My summer had ended almost as soon as it began, and the remainder of July and August dragged along in a haze. I did eventually recover, but the prospect of returning to the country seemed no longer to hold any appeal. At the very end of August I did in fact return briefly, but only to collect some last belongings and join my brothers for the journey home. Saving very few possessions, I decided to stow away the majority of my things, packing them away in a musty corner of the attic where I imagined they might never again see the light of day.
I did, as it happens, catch one last glimpse of Lisa as I was packing away my belongings. It was only for a moment, as she stood with her arms crossed in the afternoon sun. She was watching my father load the last of our things into the car, and for a brief instant it appeared as if she were preparing to approach him. But, as he proceeded to swiftly shut the trunk, she caught herself and slowly turned away toward her own drive.
Throughout the year my father occasionally returned to the house, tending the grounds or, weather permitting, joining old acquaintances for a round of golf. Yet, early in the spring of the following year, on his way from one of these trips, he found himself in a crash that left him fighting a losing battle with death, and soon after he gave up the ghost. Various accounts of the crash itself suggest the presence of a second passenger, mysteriously vanished from the scene, but, as the accounts were in conflict, they soon faded into obscurity.

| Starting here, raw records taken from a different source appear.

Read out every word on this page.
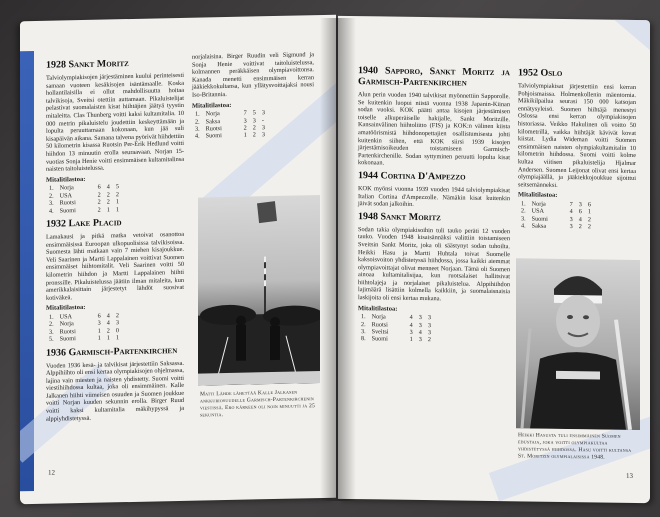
1928 Sankt Moritz

Talviolympiakisojen järjestäminen kuului perinteisesti samaan vuoteen kesäkisojen isäntämaalle. Koska hollantilaisilla ei ollut mahdollisuutta hoitaa talvikisoja, Sveitsi otettiin auttamaan. Pikaluistelijat pelastivat suomalaisten kisat hiihtäjien jäätyä tyystin mitaleitta. Clas Thunberg voitti kaksi kultamitalia. 10 000 metrin pikaluistelu joudettiin keskeyttämään ja lopulta peruuttamaan kokonaan, kun jää suli kisapäivän aikana. Samana talvena pyörivät hiihdettiin 50 kilometrin kisassa Ruotsin Per-Erik Hedlund voitti hiihdon 13 minuutin erolla seuraavaan. Norjan 15-vuotias Sonja Henie voitti ensimmäisen kultamitalinsa naisten taitoluistelussa.

Mitalitilastoa:
1.	Norja	6	4	5
2.	USA	2	2	2
3.	Ruotsi	2	2	1
4.	Suomi	2	1	1
1932 Lake Placid

Lamakausi ja pitkä matka vetoivat osanottoa ensimmäisissä Euroopan ulkopuolisissa talvikisoissa. Suomesta lähti matkaan vain 7 miehen kisajoukkue. Veli Saarinen ja Martti Lappalainen voittivat Suomen ensimmäiset hiihtomitalit. Veli Saarinen voitti 50 kilometrin hiihdon ja Martti Lappalainen hiihti pronssille. Pikaluistelussa jäätiin ilman mitaleita, kun amerikkalaisittain järjestetyt lähdöt suosivat kotiväkeä.

Mitalitilastoa:
1.	USA	6	4	2
2.	Norja	3	4	3
3.	Ruotsi	1	2	0
5.	Suomi	1	1	1
1936 Garmisch-Partenkirchen

Vuoden 1936 kesä- ja talvikisat järjestettiin Saksassa. Alppihiihto oli ensi kertaa olympiakisojen ohjelmassa, lajina vain miesten ja naisten yhdistetty. Suomi voitti viestihiihdossa kultaa, joka oli ensimmäinen. Kalle Jalkanen hiihti viimeisen osuuden ja Suomen joukkue voitti Norjan kuuden sekunnin erolla. Birger Ruud voitti kaksi kultamitalia mäkihypyssä ja alppiyhdistetyssä.

norjalaisina. Birger Ruudin veli Sigmund ja Sonja Henie voittivat taitoluistelussa, kolmannen peräkkäisen olympiavoittonsa. Kanada menetti ensimmäisen kerran jääkiekkokultansa, kun yllätysvoittajaksi nousi Iso-Britannia.

Mitalitilastoa:
1.	Norja	7	5	3
2.	Saksa	3	3	-
3.	Ruotsi	2	2	3
4.	Suomi	1	2	3
Matti Lähde lähettää Kalle Jalkasen ankkuriosuudelle Garmisch-Partenkirchenin viestissä. Ero kärkeen oli noin minuutti ja 25 sekuntia.
12
1940 Sapporo, Sankt Moritz ja Garmisch-Partenkirchen

Alun perin vuoden 1940 talvikisat myönnettiin Sapporolle. Se kuitenkin luopui niistä vuonna 1938 Japanin-Kiinan sodan vuoksi. KOK päätti antaa kisojen järjestämisen toiselle alkuperäiselle hakijalle, Sankt Moritzille. Kansainvälinen hiihtoliitto (FIS) ja KOK:n välinen kiista amatöörismistä hiihdonopettajien osallistumisesta johti kuitenkin siihen, että KOK siirsi 1939 kisojen järjestämisoikeuden toistamiseen Garmisch-Partenkirchenille. Sodan syttyminen peruutti lopulta kisat kokonaan.

1944 Cortina D'Ampezzo

KOK myönsi vuonna 1939 vuoden 1944 talviolympiakisat Italian Cortina d'Ampezzolle. Nämäkin kisat kuitenkin jäivät sodan jalkoihin.

1948 Sankt Moritz

Sodan takia olympiakisoihin tuli tauko peräti 12 vuoden tauko. Vuoden 1948 kisaisännäksi valittiin toistamiseen Sveitsin Sankt Moritz, joka oli säästynyt sodan tuhoilta. Heikki Hasu ja Martti Huhtala toivat Suomelle kaksoisvoiton yhdistetyssä hiihdossa, jossa kaikki aiemmat olympiavoittajat olivat menneet Norjaan. Tämä oli Suomen ainoaa kultamitalisijaa, kun ruotsalaiset hallitsivat hiihtolajeja ja norjalaiset pikaluistelua. Alppihiihdon lajimäärä lisättiin kolmella kaikkiin, ja suomalaisnaisia laskijoita oli ensi kertaa mukana.

Mitalitilastoa:
1.	Norja	4	3	3
2.	Ruotsi	4	3	3
3.	Sveitsi	3	4	3
8.	Suomi	1	3	2
1952 Oslo

Talviolympiakisat järjestettiin ensi kerran Pohjoismaissa. Holmenkollenin mäentornia. Mäkikilpailua seurasi 150 000 katsojan ennätysyleisö. Suomen hiihtäjä menestyi Oslossa ensi kerran olympiakisojen historiassa. Veikko Hakulinen oli voitto 50 kilometrillä, vaikka hiihtäjät kävivät kovat kiistat. Lydia Wideman voitti Suomen ensimmäisen naisten olympiakultamitalin 10 kilometrin hiihdossa. Suomi voitti kolme kultaa viitisen pikaluistelija Hjalmar Andersen. Suomen Leijonat olivat ensi kertaa olympiajäällä, ja jääkiekkojoukkue sijoittui seitsemänneksi.

Mitalitilastoa:
1.	Norja	7	3	6
2.	USA	4	6	1
3.	Suomi	3	4	2
4.	Saksa	3	2	2
Heikki Hasusta tuli ensimmäinen Suomen edustaja, joka voitti olympiakultaa yhdistetyssä hiihdossa. Hasu voitti kultansa St. Moritzin olympialaisissa 1948.
13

Many years later, an orderly from the hospital where he passed sent me a note that had apparently been discovered on his bedside table. Perhaps once comprehensible, the incontinent words he scrawled in his last moments seem less clear with each reading. Death renders everything both painfully vivid and hopelessly obscure. I suspect that one day his words might reveal some hidden meaning to me, but until then it is through distance that I hope to preserve a shade of his former image in the recesses of my memory.
1 The irony of which, I assure you, is not lost on me dear reader. At the time of my trip I was ignorant of both the coming storm and its unfortunate title.
2 I admit with extreme embarrassment that it was not until several weeks later that I realized Ms. Truvine was completely deaf, a fact that I had forgotten she had mentioned in that very first letter.